En un mundo que avanza a la velocidad del rayo, donde los dispositivos inteligentes parecen pensar por nosotros y la información brota sin cesar desde pantallas de todos los tamaños, hay una herramienta fundamental que se está perdiendo en el ruido: la lectura por placer. No se trata solo de una actividad recreativa, sino de una verdadera brújula para la vida.
Los niños que no leen por gusto no solo se pierden la belleza de los relatos, los mundos imaginarios o las enseñanzas que ofrece la literatura. También se enfrentan a un futuro más difícil. Leer desarrolla la comprensión, la empatía, el pensamiento crítico, la imaginación. Sin ese ejercicio mental cotidiano, hasta interpretar instrucciones básicas de un artefacto tecnológico puede volverse una tarea frustrante.
En esta era hiperconectada, irónicamente, la desconexión del lenguaje puede significar la exclusión.
No pretendo pintar un futuro apocalíptico para mis nietos. No quiero asustarlos con visiones de una humanidad que ha desconectado sus neuronas y ha entregado sus decisiones a algoritmos. Pero sí quiero contarles una historia real. La mía. Porque fui parte de una generación que, sin celulares ni Wi-Fi, descubrió el mundo a través de los libros.
En mi infancia, leer era una aventura cotidiana. Recuerdo con cariño la colección del "Tesoro de la Juventud", donde convivían la ciencia, la literatura, los cuentos clásicos y las enseñanzas prácticas. Sumaba a esas lecturas entrañables volúmenes clásicos, como “Platero y Yo” y las inolvidables revistas de historietas, que no solo divertían: educaban. Los personajes eran nobles, solidarios, generosos. Nunca hacían el mal porque sí. Si lo hacían, fracasaban. Había en cada página una enseñanza sutil, un modelo de comportamiento, una brújula moral.
Además, muchas de esas revistas incluían propuestas para poner en práctica la creatividad: construir cometas, armar aviones de papel, resolver enigmas. Todo era juego, sí, pero también aprendizaje. Era una infancia de papel y tinta, donde la imaginación hacía de motor y la lectura de combustible.

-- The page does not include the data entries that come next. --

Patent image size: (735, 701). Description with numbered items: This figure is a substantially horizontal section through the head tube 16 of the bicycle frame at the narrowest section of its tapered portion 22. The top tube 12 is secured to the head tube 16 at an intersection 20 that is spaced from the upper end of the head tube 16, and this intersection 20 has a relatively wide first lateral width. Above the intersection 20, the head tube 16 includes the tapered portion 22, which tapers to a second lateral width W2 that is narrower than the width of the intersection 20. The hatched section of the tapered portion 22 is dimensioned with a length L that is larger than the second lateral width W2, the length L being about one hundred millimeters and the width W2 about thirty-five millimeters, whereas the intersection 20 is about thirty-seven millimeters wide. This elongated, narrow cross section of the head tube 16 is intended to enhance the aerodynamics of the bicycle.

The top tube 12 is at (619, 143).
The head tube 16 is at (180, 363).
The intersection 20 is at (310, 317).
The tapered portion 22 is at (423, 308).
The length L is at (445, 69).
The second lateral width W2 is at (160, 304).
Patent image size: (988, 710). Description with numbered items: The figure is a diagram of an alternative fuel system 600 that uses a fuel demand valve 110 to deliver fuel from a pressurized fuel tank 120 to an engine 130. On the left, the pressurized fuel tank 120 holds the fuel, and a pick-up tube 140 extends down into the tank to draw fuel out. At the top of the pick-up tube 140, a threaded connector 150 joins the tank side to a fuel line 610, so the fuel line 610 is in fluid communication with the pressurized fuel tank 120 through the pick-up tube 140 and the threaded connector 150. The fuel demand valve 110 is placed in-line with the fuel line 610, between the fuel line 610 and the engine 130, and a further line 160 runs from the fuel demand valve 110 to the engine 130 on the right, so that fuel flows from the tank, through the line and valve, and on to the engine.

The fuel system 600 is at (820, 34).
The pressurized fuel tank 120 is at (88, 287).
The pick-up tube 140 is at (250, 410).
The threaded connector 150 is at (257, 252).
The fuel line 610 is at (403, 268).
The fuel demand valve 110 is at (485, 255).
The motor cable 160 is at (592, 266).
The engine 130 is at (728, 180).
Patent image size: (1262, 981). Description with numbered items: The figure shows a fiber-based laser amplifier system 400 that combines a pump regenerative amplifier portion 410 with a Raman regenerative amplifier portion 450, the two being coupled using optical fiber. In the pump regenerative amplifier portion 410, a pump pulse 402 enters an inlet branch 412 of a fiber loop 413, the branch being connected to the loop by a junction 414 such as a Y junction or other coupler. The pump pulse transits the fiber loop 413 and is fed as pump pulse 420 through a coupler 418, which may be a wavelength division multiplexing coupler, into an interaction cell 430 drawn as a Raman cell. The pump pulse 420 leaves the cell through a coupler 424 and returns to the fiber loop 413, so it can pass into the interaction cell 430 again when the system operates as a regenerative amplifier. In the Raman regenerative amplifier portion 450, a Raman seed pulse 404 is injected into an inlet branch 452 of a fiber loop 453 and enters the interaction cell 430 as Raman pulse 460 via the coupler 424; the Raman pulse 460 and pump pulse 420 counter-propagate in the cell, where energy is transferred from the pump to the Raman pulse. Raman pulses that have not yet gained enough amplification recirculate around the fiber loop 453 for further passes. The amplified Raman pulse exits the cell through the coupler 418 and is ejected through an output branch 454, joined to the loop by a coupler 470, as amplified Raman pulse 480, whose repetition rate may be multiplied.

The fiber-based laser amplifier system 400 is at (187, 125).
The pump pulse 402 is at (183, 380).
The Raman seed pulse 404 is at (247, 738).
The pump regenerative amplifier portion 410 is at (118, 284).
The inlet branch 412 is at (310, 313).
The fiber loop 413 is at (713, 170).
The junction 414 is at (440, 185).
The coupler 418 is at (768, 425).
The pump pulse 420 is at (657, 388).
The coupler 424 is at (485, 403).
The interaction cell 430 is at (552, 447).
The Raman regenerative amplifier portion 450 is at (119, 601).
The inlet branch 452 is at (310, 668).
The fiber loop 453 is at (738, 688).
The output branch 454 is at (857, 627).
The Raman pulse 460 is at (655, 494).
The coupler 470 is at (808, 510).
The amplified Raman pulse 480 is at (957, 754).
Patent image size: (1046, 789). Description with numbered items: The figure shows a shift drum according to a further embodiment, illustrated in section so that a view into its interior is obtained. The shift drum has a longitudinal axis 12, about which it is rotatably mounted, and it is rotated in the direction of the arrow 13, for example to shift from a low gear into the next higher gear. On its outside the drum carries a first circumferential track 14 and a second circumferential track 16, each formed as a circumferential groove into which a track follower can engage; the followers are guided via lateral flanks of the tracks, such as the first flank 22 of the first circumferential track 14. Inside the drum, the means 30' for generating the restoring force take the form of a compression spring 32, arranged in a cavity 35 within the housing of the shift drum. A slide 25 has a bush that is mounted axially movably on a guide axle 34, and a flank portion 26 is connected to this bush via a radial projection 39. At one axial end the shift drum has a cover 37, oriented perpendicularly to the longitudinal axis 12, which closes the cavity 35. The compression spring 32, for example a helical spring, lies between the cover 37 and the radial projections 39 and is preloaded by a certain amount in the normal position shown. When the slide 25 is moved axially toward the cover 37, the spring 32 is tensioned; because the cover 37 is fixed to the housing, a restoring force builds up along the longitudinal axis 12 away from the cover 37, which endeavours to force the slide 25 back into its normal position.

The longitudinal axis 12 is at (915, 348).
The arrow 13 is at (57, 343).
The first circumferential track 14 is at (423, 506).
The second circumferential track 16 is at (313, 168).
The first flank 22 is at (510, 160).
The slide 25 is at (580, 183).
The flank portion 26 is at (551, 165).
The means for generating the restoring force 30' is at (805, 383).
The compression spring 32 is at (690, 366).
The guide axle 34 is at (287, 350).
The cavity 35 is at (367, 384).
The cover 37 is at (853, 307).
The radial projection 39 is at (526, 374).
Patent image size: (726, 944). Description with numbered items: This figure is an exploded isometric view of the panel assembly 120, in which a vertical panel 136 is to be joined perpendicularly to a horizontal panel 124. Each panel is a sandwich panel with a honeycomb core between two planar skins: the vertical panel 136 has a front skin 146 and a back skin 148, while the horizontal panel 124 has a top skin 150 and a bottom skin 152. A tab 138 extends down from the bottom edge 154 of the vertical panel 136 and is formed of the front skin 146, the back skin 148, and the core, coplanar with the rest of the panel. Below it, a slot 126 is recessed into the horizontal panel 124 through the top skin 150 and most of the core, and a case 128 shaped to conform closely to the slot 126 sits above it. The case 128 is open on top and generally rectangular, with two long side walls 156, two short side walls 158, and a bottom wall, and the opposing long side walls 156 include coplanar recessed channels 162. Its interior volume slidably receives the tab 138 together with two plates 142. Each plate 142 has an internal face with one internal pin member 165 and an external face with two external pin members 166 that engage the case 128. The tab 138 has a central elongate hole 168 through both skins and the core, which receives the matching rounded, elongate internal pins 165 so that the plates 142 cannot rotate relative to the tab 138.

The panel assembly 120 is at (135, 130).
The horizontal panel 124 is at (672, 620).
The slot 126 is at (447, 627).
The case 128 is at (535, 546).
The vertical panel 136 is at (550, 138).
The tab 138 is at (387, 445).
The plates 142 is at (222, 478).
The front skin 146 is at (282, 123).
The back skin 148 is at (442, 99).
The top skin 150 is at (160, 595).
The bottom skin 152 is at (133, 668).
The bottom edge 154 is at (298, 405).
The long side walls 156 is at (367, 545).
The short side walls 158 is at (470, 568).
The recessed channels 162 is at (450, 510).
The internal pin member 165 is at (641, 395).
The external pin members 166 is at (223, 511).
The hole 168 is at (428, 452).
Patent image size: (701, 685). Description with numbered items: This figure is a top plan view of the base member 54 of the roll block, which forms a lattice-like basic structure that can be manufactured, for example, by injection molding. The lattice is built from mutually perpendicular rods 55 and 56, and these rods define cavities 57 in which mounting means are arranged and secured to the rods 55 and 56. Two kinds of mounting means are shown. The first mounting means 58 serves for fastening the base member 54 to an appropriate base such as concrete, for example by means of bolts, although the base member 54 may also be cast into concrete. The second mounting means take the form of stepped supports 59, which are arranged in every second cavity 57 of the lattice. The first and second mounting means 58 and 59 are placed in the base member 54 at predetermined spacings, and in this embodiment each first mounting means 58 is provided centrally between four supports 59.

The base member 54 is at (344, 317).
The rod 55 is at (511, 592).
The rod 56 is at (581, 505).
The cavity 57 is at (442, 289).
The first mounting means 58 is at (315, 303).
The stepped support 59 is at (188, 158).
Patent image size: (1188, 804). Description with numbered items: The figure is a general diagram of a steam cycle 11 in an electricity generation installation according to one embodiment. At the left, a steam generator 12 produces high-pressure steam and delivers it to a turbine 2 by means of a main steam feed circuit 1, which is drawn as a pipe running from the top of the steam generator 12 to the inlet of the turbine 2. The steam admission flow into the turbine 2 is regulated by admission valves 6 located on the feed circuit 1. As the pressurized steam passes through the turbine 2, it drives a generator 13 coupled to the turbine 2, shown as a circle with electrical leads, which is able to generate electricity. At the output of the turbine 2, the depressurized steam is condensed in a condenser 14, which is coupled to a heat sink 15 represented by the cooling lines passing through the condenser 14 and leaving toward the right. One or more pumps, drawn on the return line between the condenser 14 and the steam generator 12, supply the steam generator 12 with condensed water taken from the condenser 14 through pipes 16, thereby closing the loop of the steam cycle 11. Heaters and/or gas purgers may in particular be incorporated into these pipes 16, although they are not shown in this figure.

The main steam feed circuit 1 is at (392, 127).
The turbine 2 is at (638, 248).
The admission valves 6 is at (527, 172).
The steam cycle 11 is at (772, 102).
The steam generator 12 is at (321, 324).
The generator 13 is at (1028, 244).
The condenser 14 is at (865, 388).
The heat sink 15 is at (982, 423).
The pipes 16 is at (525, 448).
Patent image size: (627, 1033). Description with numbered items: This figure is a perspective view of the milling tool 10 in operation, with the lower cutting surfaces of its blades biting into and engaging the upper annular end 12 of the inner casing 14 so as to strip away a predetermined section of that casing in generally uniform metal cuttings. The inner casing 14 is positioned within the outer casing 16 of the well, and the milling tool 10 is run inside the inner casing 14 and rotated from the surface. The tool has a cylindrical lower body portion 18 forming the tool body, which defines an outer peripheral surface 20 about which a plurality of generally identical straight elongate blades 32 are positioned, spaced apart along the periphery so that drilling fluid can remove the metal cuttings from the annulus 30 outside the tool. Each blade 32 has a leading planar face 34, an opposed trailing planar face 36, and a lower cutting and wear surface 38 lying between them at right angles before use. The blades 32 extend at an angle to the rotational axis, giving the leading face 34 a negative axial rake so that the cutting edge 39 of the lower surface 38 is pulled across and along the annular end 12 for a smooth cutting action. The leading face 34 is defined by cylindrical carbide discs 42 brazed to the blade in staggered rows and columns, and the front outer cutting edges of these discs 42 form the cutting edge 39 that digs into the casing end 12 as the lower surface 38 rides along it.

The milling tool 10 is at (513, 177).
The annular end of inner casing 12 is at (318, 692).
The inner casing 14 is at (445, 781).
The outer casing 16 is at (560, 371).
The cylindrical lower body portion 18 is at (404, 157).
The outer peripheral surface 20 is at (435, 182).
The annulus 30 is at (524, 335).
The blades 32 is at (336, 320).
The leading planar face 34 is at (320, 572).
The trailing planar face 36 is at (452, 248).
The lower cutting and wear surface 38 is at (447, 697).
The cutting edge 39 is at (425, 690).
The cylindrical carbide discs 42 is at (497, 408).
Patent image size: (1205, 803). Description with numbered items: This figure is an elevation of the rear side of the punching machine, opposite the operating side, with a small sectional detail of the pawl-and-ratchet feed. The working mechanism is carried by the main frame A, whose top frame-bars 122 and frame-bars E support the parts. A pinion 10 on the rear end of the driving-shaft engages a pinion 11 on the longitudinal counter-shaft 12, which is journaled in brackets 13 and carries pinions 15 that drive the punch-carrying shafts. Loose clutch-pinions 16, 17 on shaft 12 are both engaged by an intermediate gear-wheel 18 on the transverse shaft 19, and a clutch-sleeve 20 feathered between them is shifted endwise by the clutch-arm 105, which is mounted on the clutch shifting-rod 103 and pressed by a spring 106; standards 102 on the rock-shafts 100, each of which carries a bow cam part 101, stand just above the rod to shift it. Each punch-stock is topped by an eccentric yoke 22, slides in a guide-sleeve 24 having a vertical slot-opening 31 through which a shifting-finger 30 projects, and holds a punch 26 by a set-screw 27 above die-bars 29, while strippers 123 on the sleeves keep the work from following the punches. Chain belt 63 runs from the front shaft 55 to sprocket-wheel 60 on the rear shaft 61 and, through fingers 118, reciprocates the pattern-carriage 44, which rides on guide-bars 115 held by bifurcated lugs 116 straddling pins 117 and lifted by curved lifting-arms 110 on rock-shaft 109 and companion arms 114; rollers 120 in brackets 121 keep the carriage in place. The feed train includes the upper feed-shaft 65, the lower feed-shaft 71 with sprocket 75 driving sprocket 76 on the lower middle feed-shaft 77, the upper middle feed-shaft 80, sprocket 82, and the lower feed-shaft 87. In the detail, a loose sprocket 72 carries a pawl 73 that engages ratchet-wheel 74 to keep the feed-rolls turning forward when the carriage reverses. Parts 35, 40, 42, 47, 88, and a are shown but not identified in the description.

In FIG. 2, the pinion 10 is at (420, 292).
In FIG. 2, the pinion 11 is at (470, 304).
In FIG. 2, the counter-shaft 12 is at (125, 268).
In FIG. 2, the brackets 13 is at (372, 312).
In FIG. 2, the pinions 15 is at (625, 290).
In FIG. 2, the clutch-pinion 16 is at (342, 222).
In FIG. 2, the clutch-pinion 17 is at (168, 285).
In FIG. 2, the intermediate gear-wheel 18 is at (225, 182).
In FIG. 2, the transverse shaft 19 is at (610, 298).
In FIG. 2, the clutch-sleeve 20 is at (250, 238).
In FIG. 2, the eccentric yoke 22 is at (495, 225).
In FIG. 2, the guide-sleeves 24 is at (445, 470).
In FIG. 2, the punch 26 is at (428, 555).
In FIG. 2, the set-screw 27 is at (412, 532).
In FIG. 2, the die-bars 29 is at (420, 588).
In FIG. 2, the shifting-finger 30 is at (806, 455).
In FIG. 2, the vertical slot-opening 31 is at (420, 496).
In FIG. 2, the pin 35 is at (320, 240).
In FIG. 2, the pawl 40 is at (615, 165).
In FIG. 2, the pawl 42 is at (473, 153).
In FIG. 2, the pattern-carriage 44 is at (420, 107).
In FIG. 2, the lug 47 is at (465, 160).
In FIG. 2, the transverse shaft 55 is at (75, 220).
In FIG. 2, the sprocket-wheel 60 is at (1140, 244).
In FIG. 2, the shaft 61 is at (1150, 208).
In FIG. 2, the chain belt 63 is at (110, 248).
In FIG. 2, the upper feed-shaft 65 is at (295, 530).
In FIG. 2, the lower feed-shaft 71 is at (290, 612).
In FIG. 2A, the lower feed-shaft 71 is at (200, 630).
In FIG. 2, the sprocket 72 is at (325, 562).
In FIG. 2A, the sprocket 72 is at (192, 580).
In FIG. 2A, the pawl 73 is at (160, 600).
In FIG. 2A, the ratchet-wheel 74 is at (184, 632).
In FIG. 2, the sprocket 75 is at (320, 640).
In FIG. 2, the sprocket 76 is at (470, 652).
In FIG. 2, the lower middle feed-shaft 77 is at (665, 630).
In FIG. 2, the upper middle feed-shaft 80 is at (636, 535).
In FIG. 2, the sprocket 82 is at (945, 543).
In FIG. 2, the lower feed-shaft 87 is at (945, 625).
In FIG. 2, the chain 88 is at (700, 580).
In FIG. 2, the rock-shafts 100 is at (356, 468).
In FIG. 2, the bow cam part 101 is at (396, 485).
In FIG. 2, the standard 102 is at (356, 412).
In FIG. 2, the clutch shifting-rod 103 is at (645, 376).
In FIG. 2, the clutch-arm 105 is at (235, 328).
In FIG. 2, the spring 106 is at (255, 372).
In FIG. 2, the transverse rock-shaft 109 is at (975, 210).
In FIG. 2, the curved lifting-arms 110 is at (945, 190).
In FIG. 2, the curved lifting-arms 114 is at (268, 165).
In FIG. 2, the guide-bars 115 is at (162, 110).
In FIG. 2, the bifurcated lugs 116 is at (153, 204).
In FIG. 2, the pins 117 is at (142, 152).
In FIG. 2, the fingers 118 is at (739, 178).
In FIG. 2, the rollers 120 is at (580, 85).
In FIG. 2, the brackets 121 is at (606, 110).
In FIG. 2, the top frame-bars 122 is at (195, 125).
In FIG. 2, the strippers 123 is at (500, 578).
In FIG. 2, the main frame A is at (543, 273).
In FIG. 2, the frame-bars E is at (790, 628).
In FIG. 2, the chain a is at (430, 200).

Hoy, la realidad es otra. Muchos de los contenidos destinados a los más pequeños parecen haber invertido los valores. Se promueven personajes vacíos, cuando no agresivos o maliciosos, donde lo grotesco parece más celebrado que lo noble. Las historias que antes enseñaban ahora muchas veces confunden. Y lo que es peor: se deforman relatos clásicos para convertirlos en caricaturas vulgares de lo que alguna vez fue literatura infantil.
Claro que no todo está perdido. Aún hay libros valiosos, historietas cuidadas, y hasta recursos digitales que pueden ser aliados si se usan con criterio. Pero es tarea de los adultos —padres, docentes, abuelos— ser guías en ese camino. Porque si los niños no leen por placer, por curiosidad, por amor a las palabras, no solo perderán una habilidad útil. Perderán una fuente profunda de felicidad y libertad.
Leer no es solo decodificar letras. Es comprender el mundo. Es aprender a pensar, a sentir, a ponerse en el lugar del otro. Es, en definitiva, una forma de vivir. Por eso, si podemos dejarles este legado: el amor por la lectura. Porque allí, entre las páginas de un buen libro y porque no un diario, puede estar la mejor herencia que podamos ofrecerles.